Am J Clin Oncol. 2004 Apr;27(2):122-7. doi: 10.1097/01.coc.0000047130.91699.dc.
From 1970 to 1999, 44 patients with synovial sarcoma were seen at the University of Iowa. Tumor size was > or = 5 cm in 24 (55%). Histologic classification was biphasic in 26 (59%) and monophasic in 18 (41%). Seven patients (16%) had distant metastasis at initial presentation. For the 37 nonmetastatic patients, local treatment consisted of wide local excision in 29 and amputation in 8; chemotherapy was administered to 10. For the 29 who underwent wide local excision, microscopic resection margins were negative in 18 and positive in 11; 19 received postoperative radiotherapy. The 5-, 10-, and 20-year overall survival rates for the nonmetastatic group were 65.6%, 45.5%, and 37.8%. On multivariate analysis using age as a continuous covariate, younger age (p = 0.028), biphasic histology (p = 0.014), and extremity sites treated with limb-sparing surgery (p = 0.001) were found to be predictors of a better overall survival. No local failures were found after 5 years from initial diagnosis. On multivariate analysis, tumor location at an extremity site was the only variable marginally found to have a better local control (p = 0.065). Of the 19 patients who developed distant metastasis, 5 (26%) failed >5 years and 2 (11%) failed >15 years of follow-up. Younger age, biphasic histology, and extremity sites were found to have a better survival outcome. Late distant relapses can occur with synovial sarcoma.

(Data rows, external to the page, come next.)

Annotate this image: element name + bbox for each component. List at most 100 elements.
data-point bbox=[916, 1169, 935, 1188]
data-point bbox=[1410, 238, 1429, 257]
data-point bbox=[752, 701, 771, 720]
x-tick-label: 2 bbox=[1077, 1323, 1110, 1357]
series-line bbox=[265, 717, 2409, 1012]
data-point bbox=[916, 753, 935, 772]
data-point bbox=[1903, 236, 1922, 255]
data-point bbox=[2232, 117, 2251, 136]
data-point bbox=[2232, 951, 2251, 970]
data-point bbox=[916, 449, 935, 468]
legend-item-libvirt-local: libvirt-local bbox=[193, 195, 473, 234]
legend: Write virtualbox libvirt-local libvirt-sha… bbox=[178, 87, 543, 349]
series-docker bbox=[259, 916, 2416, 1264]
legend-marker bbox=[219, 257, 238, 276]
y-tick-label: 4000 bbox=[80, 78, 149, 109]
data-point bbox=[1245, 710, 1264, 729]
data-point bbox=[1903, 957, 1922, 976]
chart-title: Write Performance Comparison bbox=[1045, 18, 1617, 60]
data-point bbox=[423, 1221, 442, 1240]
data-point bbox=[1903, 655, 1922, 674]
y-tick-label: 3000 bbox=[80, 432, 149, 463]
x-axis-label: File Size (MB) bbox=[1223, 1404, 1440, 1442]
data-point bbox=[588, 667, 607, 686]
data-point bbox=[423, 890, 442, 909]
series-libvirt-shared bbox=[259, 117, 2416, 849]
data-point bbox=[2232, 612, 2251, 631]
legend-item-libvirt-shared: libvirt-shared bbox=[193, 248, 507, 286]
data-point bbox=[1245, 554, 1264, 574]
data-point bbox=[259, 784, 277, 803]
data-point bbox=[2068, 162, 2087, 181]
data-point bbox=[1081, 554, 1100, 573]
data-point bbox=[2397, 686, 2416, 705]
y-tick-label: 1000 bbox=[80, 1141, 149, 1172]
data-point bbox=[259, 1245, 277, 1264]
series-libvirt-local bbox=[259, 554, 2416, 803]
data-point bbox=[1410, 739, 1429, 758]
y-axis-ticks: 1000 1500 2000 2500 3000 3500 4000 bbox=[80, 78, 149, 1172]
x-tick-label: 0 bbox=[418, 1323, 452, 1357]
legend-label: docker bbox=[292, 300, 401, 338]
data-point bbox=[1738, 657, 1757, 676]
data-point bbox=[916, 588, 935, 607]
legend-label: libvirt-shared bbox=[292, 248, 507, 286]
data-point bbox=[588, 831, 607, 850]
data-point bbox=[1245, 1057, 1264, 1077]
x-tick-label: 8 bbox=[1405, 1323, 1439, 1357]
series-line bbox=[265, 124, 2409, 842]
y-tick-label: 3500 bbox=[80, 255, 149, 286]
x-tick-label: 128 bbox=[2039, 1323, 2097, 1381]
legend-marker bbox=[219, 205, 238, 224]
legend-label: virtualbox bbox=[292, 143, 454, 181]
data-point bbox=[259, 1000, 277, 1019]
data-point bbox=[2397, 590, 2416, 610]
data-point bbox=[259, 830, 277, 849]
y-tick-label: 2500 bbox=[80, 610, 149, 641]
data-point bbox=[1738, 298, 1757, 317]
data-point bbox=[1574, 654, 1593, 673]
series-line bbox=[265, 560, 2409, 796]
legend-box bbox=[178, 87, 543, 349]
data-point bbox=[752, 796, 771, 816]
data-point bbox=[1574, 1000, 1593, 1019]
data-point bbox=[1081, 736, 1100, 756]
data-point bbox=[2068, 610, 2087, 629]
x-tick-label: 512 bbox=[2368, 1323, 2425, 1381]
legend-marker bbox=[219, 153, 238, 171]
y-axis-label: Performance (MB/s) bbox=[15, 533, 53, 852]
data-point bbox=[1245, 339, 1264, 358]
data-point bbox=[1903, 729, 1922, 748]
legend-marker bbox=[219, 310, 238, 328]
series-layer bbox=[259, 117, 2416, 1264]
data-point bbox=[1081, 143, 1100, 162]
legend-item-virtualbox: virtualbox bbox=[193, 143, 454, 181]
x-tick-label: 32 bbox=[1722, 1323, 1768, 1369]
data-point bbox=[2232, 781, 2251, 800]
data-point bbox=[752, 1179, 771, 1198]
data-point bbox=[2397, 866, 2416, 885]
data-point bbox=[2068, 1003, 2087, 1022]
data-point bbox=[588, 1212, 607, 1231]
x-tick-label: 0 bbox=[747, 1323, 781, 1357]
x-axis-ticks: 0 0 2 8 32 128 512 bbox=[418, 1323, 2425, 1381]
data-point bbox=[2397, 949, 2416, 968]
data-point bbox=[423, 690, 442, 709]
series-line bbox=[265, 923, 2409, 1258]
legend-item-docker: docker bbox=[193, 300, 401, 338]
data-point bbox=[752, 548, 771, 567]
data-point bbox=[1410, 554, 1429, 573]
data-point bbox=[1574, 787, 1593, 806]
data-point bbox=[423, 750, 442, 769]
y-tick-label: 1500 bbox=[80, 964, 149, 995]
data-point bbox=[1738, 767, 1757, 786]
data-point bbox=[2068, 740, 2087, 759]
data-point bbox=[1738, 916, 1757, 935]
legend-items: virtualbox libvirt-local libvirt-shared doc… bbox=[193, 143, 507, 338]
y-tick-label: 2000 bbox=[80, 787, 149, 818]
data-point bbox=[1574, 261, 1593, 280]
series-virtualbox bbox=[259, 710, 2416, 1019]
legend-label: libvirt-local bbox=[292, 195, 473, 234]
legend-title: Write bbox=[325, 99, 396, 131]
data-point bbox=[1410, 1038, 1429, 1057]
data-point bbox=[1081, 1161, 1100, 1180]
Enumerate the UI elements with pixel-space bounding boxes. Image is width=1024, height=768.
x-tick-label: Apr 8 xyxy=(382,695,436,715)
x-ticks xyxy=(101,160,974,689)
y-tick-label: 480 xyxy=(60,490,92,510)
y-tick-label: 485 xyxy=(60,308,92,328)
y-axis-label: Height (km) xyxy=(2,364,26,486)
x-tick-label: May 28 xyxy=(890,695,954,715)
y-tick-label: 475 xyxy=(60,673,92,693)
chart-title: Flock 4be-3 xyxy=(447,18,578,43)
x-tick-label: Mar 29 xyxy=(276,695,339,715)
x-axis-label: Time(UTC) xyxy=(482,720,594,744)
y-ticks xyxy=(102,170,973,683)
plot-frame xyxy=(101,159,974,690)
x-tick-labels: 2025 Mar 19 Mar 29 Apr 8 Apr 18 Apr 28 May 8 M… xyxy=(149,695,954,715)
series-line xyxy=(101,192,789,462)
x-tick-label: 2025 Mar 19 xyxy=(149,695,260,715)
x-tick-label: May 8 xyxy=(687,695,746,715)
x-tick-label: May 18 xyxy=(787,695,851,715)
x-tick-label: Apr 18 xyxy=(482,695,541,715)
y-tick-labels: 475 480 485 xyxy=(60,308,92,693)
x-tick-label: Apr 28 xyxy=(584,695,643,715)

1970年至1999年期间,爱荷华大学共收治44例滑膜肉瘤患者。肿瘤大小≥5 cm者24例(55%)。组织学分类中,双相型26例(59%),单相型18例(41%)。7例患者(16%)初诊时即有远处转移。对于37例无转移患者,局部治疗包括29例行广泛局部切除,8例行截肢;10例接受化疗。在29例行广泛局部切除的患者中,显微镜下切除边缘阴性者18例,阳性者11例;19例接受术后放疗。无转移组的5年、10年和20年总生存率分别为65.6%、45.5%和37.8%。多因素分析将年龄作为连续协变量,结果显示年龄较小(p = 0.028)、双相组织学类型(p = 0.014)以及采用保肢手术治疗的四肢部位(p = 0.001)是总生存率较好的预测因素。自初始诊断后5年未发现局部复发。多因素分析显示,四肢部位的肿瘤位置是唯一在局部控制方面略有优势的变量(p = 0.